St. Edward's University

William Kennon Henderson, Jr., usually known as W.K. Henderson (August 6, 1880 – May 28, 1945), was a pioneer in the radio industry who in 1922 acquired WGAQ in Shreveport, Louisiana, expanded it, and renamed the call letters after himself as KWKH.

Contents

Background

Henderson was born to W. K. Henderson, Sr., and the former Mamie Jamison in Bastrop, the seat of Morehouse Parish north of Monroe. The parents moved to Jefferson in Marion County in northeast Texas, where Henderson was reared and educated. He attended the Thatcher Institute in Shreveport before he entered and subsequently graduated from the Roman Catholic-affiliated St. Edward's University in Austin, Texas. In 1896, the Hendersons moved to Shreveport. After college, he established Henderson Garage and sold Ford automobiles. Upon the death of the senior Henderson near the end of World War I, Henderson, then thirty-eight, disposed of the garage and assumed management of the Henderson Iron Works and Supply Company, the largest company of its kind south of St. Louis, Missouri.

KWKH

Henderson, meanwhile, developed an interest in the new medium of radio. He and several partners operated WGAQ from 1922-1925. He then acquired full ownership of the renamed KWKH, and the station with expanded band width went on the air on September 25, 1925. Operating from his estate called "Kennonwood," north of Shreveport, the 10,000-watt, clear-channel station matched in prestige WWL in New Orleans. On the air, Henderson railed against the power of the new Federal Communications Commission to regulate his station, going so far as to issue a private phonograph record to present his views. During the evening hours, its powerful signal reached all over the United States. Henderson allied himself politically with the popular Democrat, Huey Pierce Long, Jr., who was elected governor of Louisiana in 1928. Like Long, Henderson challenged the power of chain store monopolies. Henderson and Long came to a parting of the ways, and Henderson sold the station in 1933. Henderson's trademark sign-in on radio was "Hello, World, Doggone Ya!" The Shreveport mayor during Henderson's heyday as a broadcaster was Lee Emmett Thomas, who pushed for the acquisition of Shreveport Municipal Auditorium.

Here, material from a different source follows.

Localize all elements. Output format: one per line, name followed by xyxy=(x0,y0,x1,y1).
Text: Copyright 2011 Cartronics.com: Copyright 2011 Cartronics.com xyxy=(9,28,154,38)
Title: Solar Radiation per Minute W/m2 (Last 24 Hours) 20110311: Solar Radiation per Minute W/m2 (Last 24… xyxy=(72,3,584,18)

For seven years, Henderson was one of the most famous personalities of radio, not just in Louisiana but throughout the world. He received more than fifty letters daily from Europe and thousands from within his country. In addition to his opposition to chain stores, Henderson solicited his own brand of coffee over the air. His group known as the "Minute Men" consisted of independent merchants who paid dues to have their stores advertised on KWKH. In 1930, Radio Digest reported KWKH to have been at the time "the most powerful station in the South."

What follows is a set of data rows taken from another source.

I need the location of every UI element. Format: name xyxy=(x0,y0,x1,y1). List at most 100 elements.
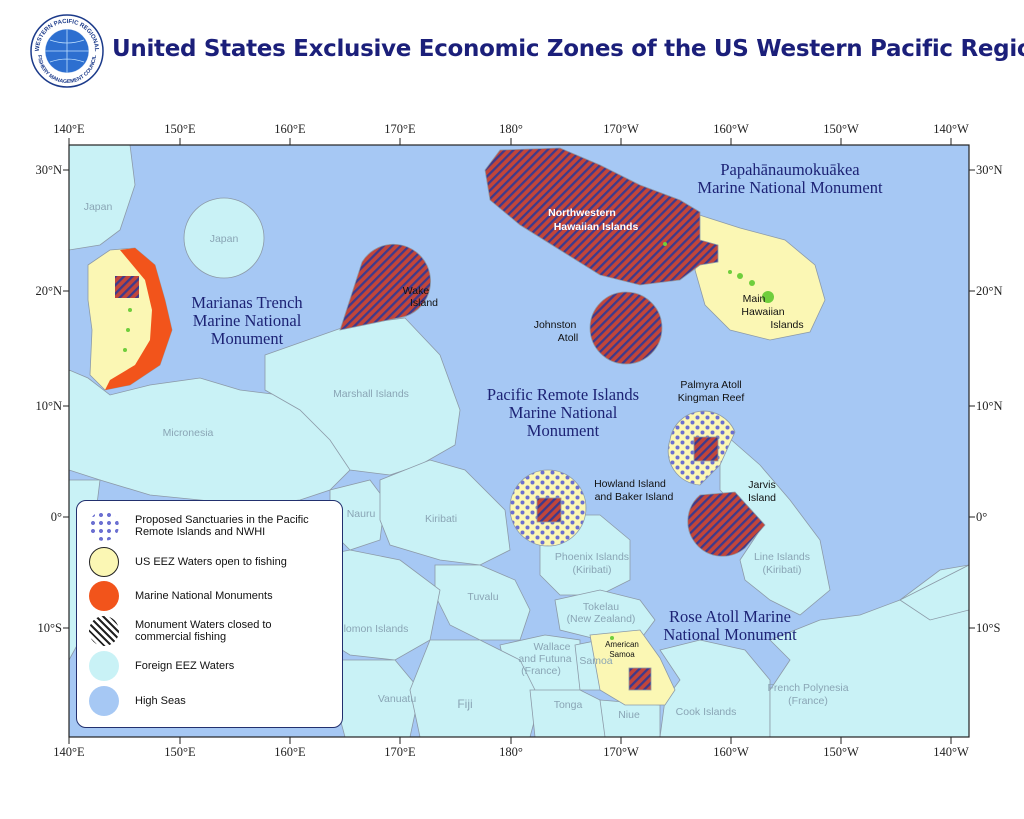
svg-text:(France): (France) xyxy=(521,665,561,677)
cyan-swatch-icon xyxy=(89,651,119,681)
left-tick-label: 10°S xyxy=(38,621,62,635)
right-tick-label: 0° xyxy=(976,510,987,524)
hatched-swatch-icon xyxy=(89,616,119,646)
johnston-monument xyxy=(589,291,663,365)
svg-text:(France): (France) xyxy=(788,695,828,707)
legend-item-high-seas: High Seas xyxy=(89,686,325,716)
main-hawaii-label: Main Hawaiian Islands xyxy=(741,293,803,331)
papahanaumokuakea-label: Papahānaumokuākea Marine National Monume… xyxy=(697,160,883,197)
svg-text:Monument: Monument xyxy=(527,421,600,440)
top-tick-label: 170°W xyxy=(603,122,639,136)
nwhi-label: Northwestern Hawaiian Islands xyxy=(548,207,638,233)
samoa-label: Samoa xyxy=(579,655,612,667)
left-tick-label: 20°N xyxy=(35,284,62,298)
bottom-tick-label: 160°W xyxy=(713,745,749,759)
svg-text:Papahānaumokuākea: Papahānaumokuākea xyxy=(720,160,860,179)
bottom-axis: 140°E 150°E 160°E 170°E 180° 170°W 160°W… xyxy=(53,745,969,759)
marianas-closed-waters xyxy=(115,276,139,298)
legend-item-proposed-sanctuaries: Proposed Sanctuaries in the Pacific Remo… xyxy=(89,511,325,541)
vanuatu-label: Vanuatu xyxy=(378,693,416,705)
left-tick-label: 30°N xyxy=(35,163,62,177)
right-tick-label: 10°N xyxy=(976,399,1003,413)
svg-text:(New Zealand): (New Zealand) xyxy=(567,613,636,625)
left-axis: 30°N 20°N 10°N 0° 10°S xyxy=(35,163,62,635)
legend-label: High Seas xyxy=(135,695,186,707)
wake-label: Wake Island xyxy=(403,285,438,309)
svg-text:Wake: Wake xyxy=(403,285,430,297)
svg-text:Howland Island: Howland Island xyxy=(594,478,666,490)
niue-label: Niue xyxy=(618,709,640,721)
kiribati-eez xyxy=(379,459,511,566)
map-frame xyxy=(68,144,970,738)
cook-islands-label: Cook Islands xyxy=(676,706,737,718)
svg-text:Phoenix Islands: Phoenix Islands xyxy=(555,551,629,563)
legend-label: Monument Waters closed to commercial fis… xyxy=(135,619,272,643)
blue-swatch-icon xyxy=(89,686,119,716)
bottom-tick-label: 150°E xyxy=(164,745,196,759)
top-axis: 140°E 150°E 160°E 170°E 180° 170°W 160°W… xyxy=(53,122,969,136)
top-tick-label: 140°E xyxy=(53,122,85,136)
japan-eez-2 xyxy=(183,197,265,279)
yellow-swatch-icon xyxy=(89,547,119,577)
top-tick-label: 180° xyxy=(499,122,523,136)
legend-item-foreign-eez: Foreign EEZ Waters xyxy=(89,651,325,681)
top-tick-label: 140°W xyxy=(933,122,969,136)
left-tick-label: 10°N xyxy=(35,399,62,413)
rose-atoll-closed-waters xyxy=(628,667,652,691)
fiji-label: Fiji xyxy=(457,697,472,711)
svg-text:Jarvis: Jarvis xyxy=(748,479,775,491)
svg-text:Johnston: Johnston xyxy=(534,319,577,331)
tonga-label: Tonga xyxy=(554,699,583,711)
svg-text:Rose Atoll Marine: Rose Atoll Marine xyxy=(669,607,791,626)
legend-label: US EEZ Waters open to fishing xyxy=(135,556,287,568)
howland-closed-waters xyxy=(536,497,562,523)
bottom-tick-label: 160°E xyxy=(274,745,306,759)
micronesia-label: Micronesia xyxy=(163,427,214,439)
legend-item-monuments: Marine National Monuments xyxy=(89,581,325,611)
jarvis-monument xyxy=(687,491,766,557)
jarvis-label: Jarvis Island xyxy=(748,479,776,504)
right-tick-label: 30°N xyxy=(976,163,1003,177)
svg-text:Marine National Monument: Marine National Monument xyxy=(697,178,883,197)
svg-text:Wallace: Wallace xyxy=(534,641,571,653)
dotted-swatch-icon xyxy=(89,511,119,541)
svg-text:Main: Main xyxy=(743,293,766,305)
marianas-label: Marianas Trench Marine National Monument xyxy=(191,293,303,348)
top-tick-label: 150°W xyxy=(823,122,859,136)
tokelau-label: Tokelau (New Zealand) xyxy=(567,601,636,625)
bottom-tick-label: 140°W xyxy=(933,745,969,759)
pri-label: Pacific Remote Islands Marine National M… xyxy=(487,385,639,440)
top-tick-label: 160°E xyxy=(274,122,306,136)
bottom-tick-label: 140°E xyxy=(53,745,85,759)
american-samoa-label: American Samoa xyxy=(605,640,639,659)
svg-text:Marine National: Marine National xyxy=(509,403,618,422)
wallis-label: Wallace and Futuna (France) xyxy=(518,641,571,677)
svg-text:Atoll: Atoll xyxy=(558,332,578,344)
palmyra-closed-waters xyxy=(693,436,719,462)
howland-baker-label: Howland Island and Baker Island xyxy=(594,478,673,503)
bottom-tick-label: 180° xyxy=(499,745,523,759)
legend-label: Foreign EEZ Waters xyxy=(135,660,235,672)
svg-text:Pacific Remote Islands: Pacific Remote Islands xyxy=(487,385,639,404)
japan-label-2: Japan xyxy=(210,233,239,245)
svg-text:Hawaiian Islands: Hawaiian Islands xyxy=(554,221,639,233)
svg-text:Marianas Trench: Marianas Trench xyxy=(191,293,303,312)
bottom-tick-label: 170°E xyxy=(384,745,416,759)
japan-eez xyxy=(69,145,136,251)
kiribati-label: Kiribati xyxy=(425,513,457,525)
japan-label: Japan xyxy=(84,201,113,213)
svg-text:French Polynesia: French Polynesia xyxy=(767,682,848,694)
phoenix-label: Phoenix Islands (Kiribati) xyxy=(555,551,629,576)
svg-text:(Kiribati): (Kiribati) xyxy=(762,564,801,576)
legend-label: Marine National Monuments xyxy=(135,590,273,602)
tokelau-eez xyxy=(554,589,656,641)
nauru-label: Nauru xyxy=(347,508,376,520)
svg-text:Island: Island xyxy=(410,297,438,309)
svg-text:Northwestern: Northwestern xyxy=(548,207,616,219)
rose-atoll-label: Rose Atoll Marine National Monument xyxy=(663,607,797,644)
line-islands-label: Line Islands (Kiribati) xyxy=(754,551,810,576)
svg-text:(Kiribati): (Kiribati) xyxy=(572,564,611,576)
wake-monument xyxy=(339,243,431,331)
solomon-label: lomon Islands xyxy=(344,623,409,635)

Long after Henderson's death, KWKH broadcaster Frank Page introduced Elvis Presley to the nation via radio when Presley performed at the Shreveport Municipal Auditorium on the Louisiana Hayride (1948-1960). Presley appeared on the Hayride on several occasions for the eighteen months between 1954 and 1956, having at first in his career been shunned by the more established and permanent Grand Ole Opry of Nashville, Tennessee. KWKH became synonymous with coverage of the Hayride, broadcast from the Municipal Auditorium located downtown at 705 Elvis Presley Avenue (formerly Grand Avenue).

Family

In 1908, Henderson married the former Josie Carter, daughter of New Orleans native and Shreveport druggist Leon Marks Carter (1855–1903) and the former Mattie L. Parsons (1856–1937). They had two children, daughter Kennon and son William Carter Henderson. Henderson died in Shreveport at the age of sixty-four.

Josie Henderson was a delegate to the 1932 Republican National Convention, which met in Chicago to renominate the Hoover-Curtis ticket. Born in 1882, Mrs. Henderson died on June 29, 1945, a month after the passing of her husband. The Hendersons are interred, along with the Carters, at Greenwood Cemetery in Shreveport.

W. K. Henderson's son, the late William Carter Henderson, was one of the founders of KSLA-TV, the CBS affiliate in Shreveport. W. K.'s grandson, William C. "Bill" Henderson (January 30, 1940–March 10, 2010), was active in real estate management for his family's Henderson Properties Company.